Some of you may find this all too simple, so I will do my best to serve up the complexity I promised. Despite booking months in advance, and I think paying well in advance, it seems clear that there will not be enough Pfizer vaccine to meet demand, and to provide the doses originally promised in good time. Oxford/AstraZeneca is now coming on stream, and patients formerly promised Pfizer are being told they will now get AstraZeneca. That vaccine can be kept in an ordinary refrigerator, lasts longer, and is thus far, far easier to use.
The published results appeared to show Pfizer was better, say 93% against 70%, but that turns out to be yes, more complex than it may seem. The trials were different and used different criteria for effectiveness. AstraZeneca is said to have monitored symptoms more thoroughly than Pfizer, and as of 20 November 2020: No hospitalisations or severe cases of COVID-19 in participants treated with AZD1222.
That seems to be a good bottomline measure. By any measure, both vaccines are as good or better than flu jabs.
Despite all this, current estimates are that 4.6 million UK citizens have received their vaccination against the coronavirus. Not bad at all. Israel is at 35%, United Arab Emirates 13.5%, UK 6.8% and then US 4.8%.
Israeli data is coming in, with predictably conflicting results. Despite having a great and increasing sample size, there has been insufficient time for a full evaluation of the long term protective effect. For example, case-ness is counted against a vaccine from the moment it is injected. Some patients will have come in with Covid without knowing it.
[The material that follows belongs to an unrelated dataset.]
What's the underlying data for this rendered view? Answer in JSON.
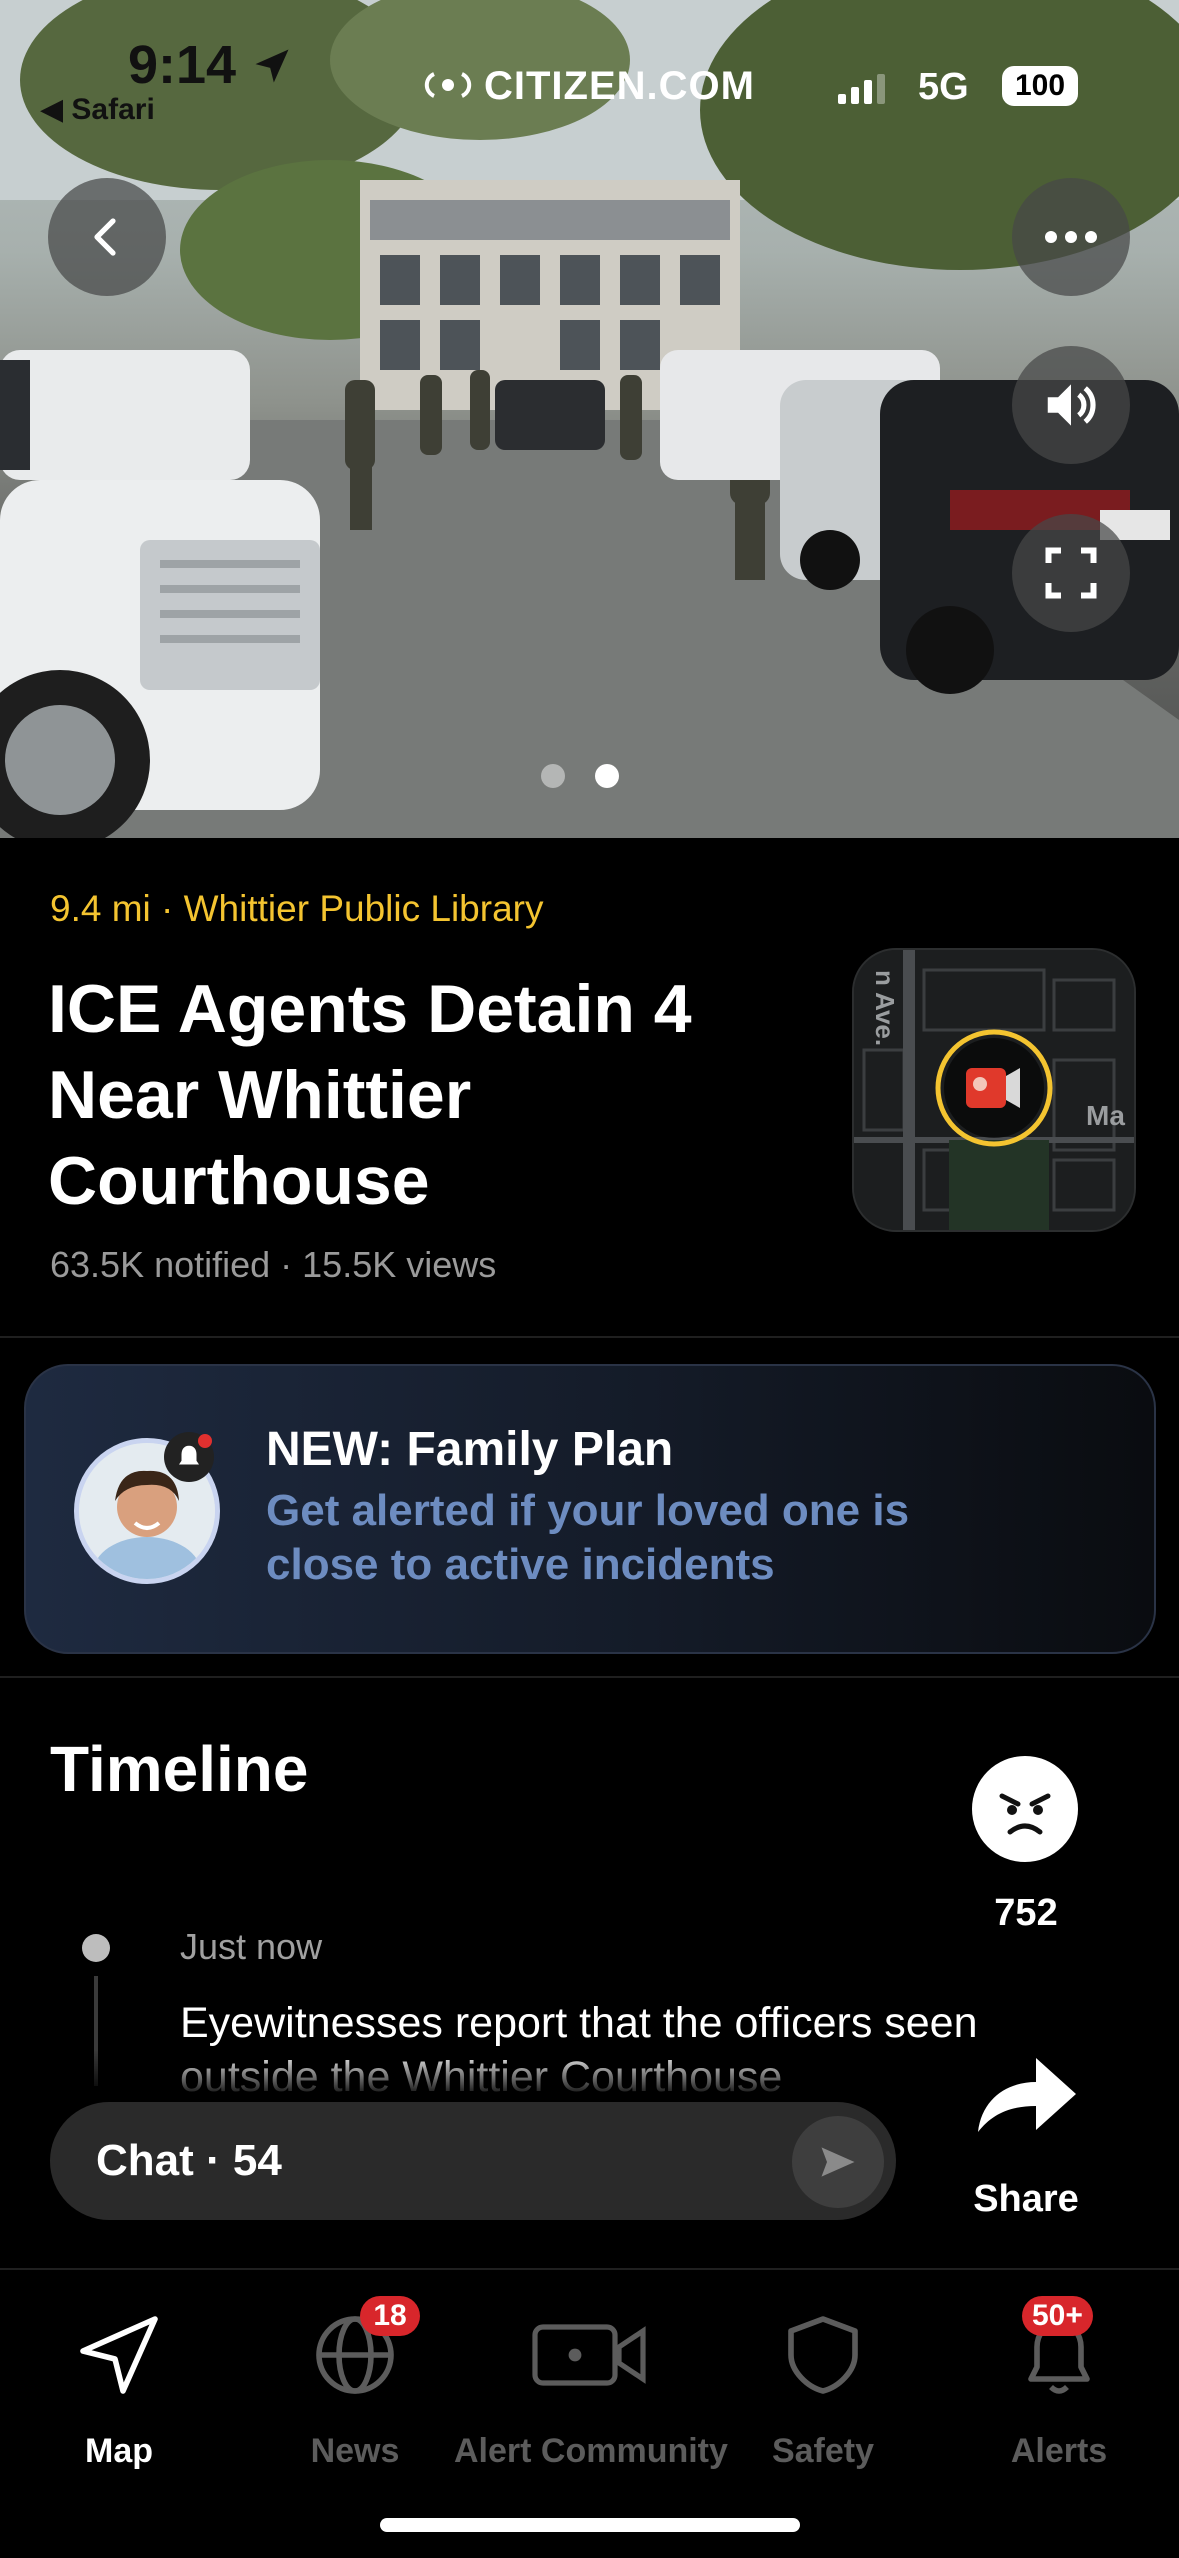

Others will catch it before the vaccination can take effect. It seems prudent to look only at the 14 day onwards results. Those look good, as they did in the trial period, and eventually the evaluative process will be standardised.
A final measure of complexity is the debate about whether vaccination should involve two doses, as designed and tested, or just one for the time being, with another to follow if and when supplies improve, or if and when it seems necessary, since most of the effect is due to the first jab. If that were not so, vaccinations would not be possible. Currently, those UK citizens (mostly elderly) lucky enough to have had their jab have also been given a date, up to about 12 weeks later, for their second jab. That is the plan. In terms of public health, it would probably be better to give the second jab as a first jab to someone else, thus probably reducing their likelihood of becoming a brewery of more virus which will later passed on to others, sometimes in mutated form, making everything more difficult for everybody.
A big reason for vaccinating fast, and as widely as possible, is that deaths will be prevented. In the UK, possibly 1370 per million. It will take many sore arms, but why not help people live?
I have simplified this as much as possible, and given more time would have made it simpler.